Ce ne fut pas le cas de sa romance avec Claude Lanzman (écrivain, cinéaste, réalisateur de Shoah), jeune homme fasciné par l’existentialisme défendu par Sartre et de Beauvoir. L’actuel directeur de Les Temps modernes, la revue fondée par Sartre à la fin de la seconde guerre mondiale, nous explique son vouvoiement au lieu d’un tutoiement avec le Castor. Il nous explique leur voyage en Algérie peu avant la guerre, et les années 1958-1962 qui furent particulièrement difficiles. Les signataires du manifeste des 121 (les insoumis aux troupes françaises d’Algérie) et les défenseurs du FNL algérien, donc particulièrement Sartre-de Beauvoir, seront visés par les attentats de l’OAS.
 
Un conflit suit un autre, les Etats-Unis combattent au Vietnam. JPS et SDB participent au tribunal créé par le philosophe anglais Bertrand Russell qui entend dénoncer une guerre injustifiée et les bombardements américains à Hanoï. En 1971, SDB se lance avec le MLF (le mouvement de libération des femmes) dans une lutte pour défendre la liberté de l’avortement. C’est aussi la rencontre avec Sylvie Le Bon-de Beauvoir, sa fille adoptive, devenue héritière de ses écrits et choisie pour sa complicité intellectuelle, ajoutons, pas seulement pour la philosophie existentialiste, mais aussi pour son goût des voyages dans le monde entier. Ecrire, vivre et voir le monde ont été les passions de Simone de Beauvoir. 

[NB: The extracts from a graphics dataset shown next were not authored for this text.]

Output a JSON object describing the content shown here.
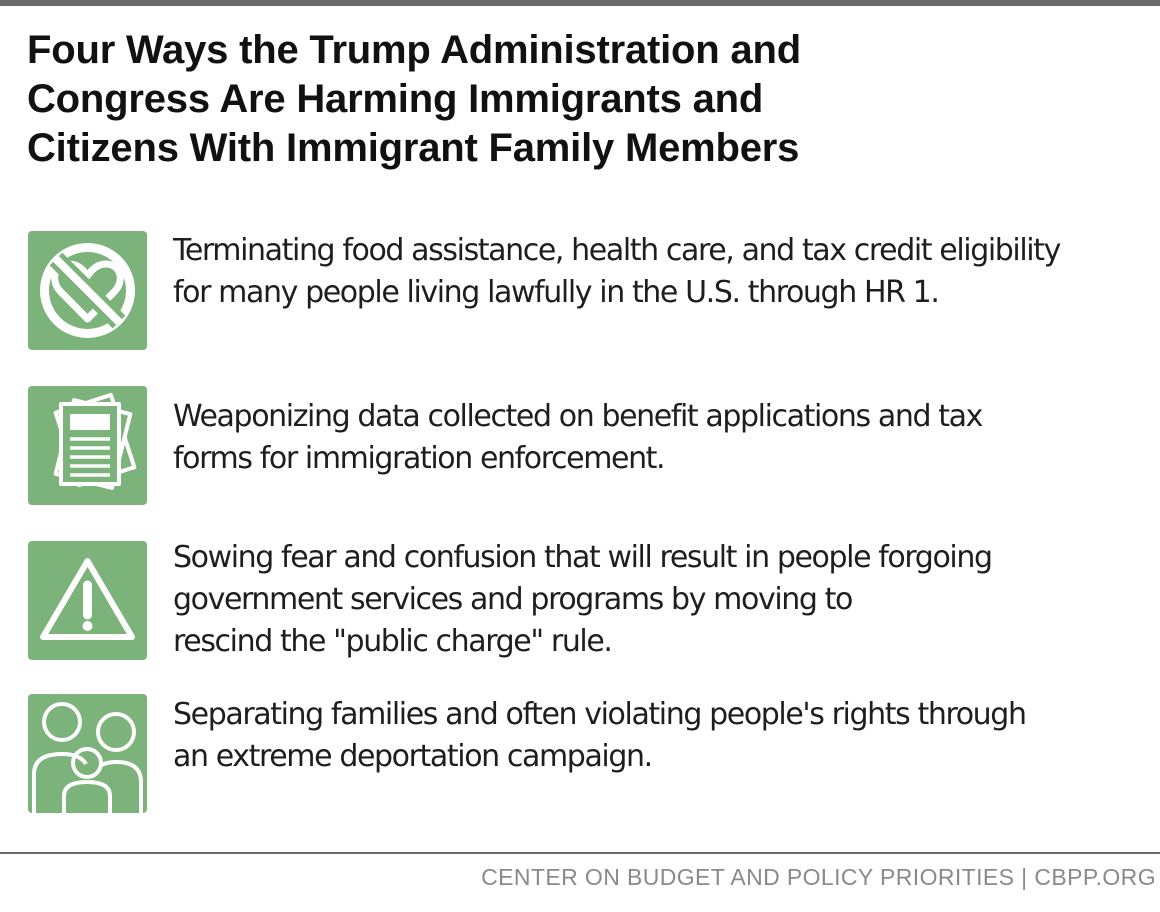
{
  "title": {
    "lines": [
      "Four Ways the Trump Administration and",
      "Congress Are Harming Immigrants and",
      "Citizens With Immigrant Family Members"
    ]
  },
  "items": [
    {
      "icon": "no-heart-icon",
      "lines": [
        "Terminating food assistance, health care, and tax credit eligibility",
        "for many people living lawfully in the U.S. through HR 1."
      ]
    },
    {
      "icon": "documents-icon",
      "lines": [
        "Weaponizing data collected on benefit applications and tax",
        "forms for immigration enforcement."
      ]
    },
    {
      "icon": "warning-icon",
      "lines": [
        "Sowing fear and confusion that will result in people forgoing",
        "government services and programs by moving to",
        "rescind the \"public charge\" rule."
      ]
    },
    {
      "icon": "family-icon",
      "lines": [
        "Separating families and often violating people's rights through",
        "an extreme deportation campaign."
      ]
    }
  ],
  "footer": {
    "text": "CENTER ON BUDGET AND POLICY PRIORITIES | CBPP.ORG"
  },
  "colors": {
    "icon_background": "#7cb37b",
    "icon_foreground": "#ffffff",
    "title_text": "#111111",
    "body_text": "#1e1e1e",
    "footer_text": "#8a8a8a",
    "rule": "#6a6a6a"
  }
}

« Le fait est que je suis une femme écrivain, dit-elle, une femme écrivain ce n’est pas une femme d’intérieur qui écrit, mais quelqu’un dont toute l’existence est commandée par l’écriture. Cette existence en vaut bien une autre. »

Bonus
1. Pourquoi je suis féministe
Interview menée par Jean-Louis Servan-Schreiber sur Le deuxième sexe. Elle nous parle, avec clarté, du féminisme (elle s’est engagée dans les années 70 aux côtés des féministes radicales du MLF). À écouter donc, mais à ne pas regarder tant les images sont d’une telle platitude qu’on risque de s’endormir. On imagine que le réalisateur de télé a dû être intimidé par la personnalité du Castor.
2. Premier plan
Une émission réalisée par radio Canada et filmée en noir et blanc datant de 1959. Simone de Beauvoir y parle de l’existentialisme (propos sur la morale authentique et la philosophie) ainsi que sur l’amour libre.
Rappelons qu’Alexandre Astruc, avec Sartre par lui-même (1975), avait réalisé un excellent film sur le duo Sartre-de Beauvoir et leurs amis.
Simone de Beauvoir, une femme actuelle par Dominique Gros, édité par Arte Video, diffusé par Twin Peaks.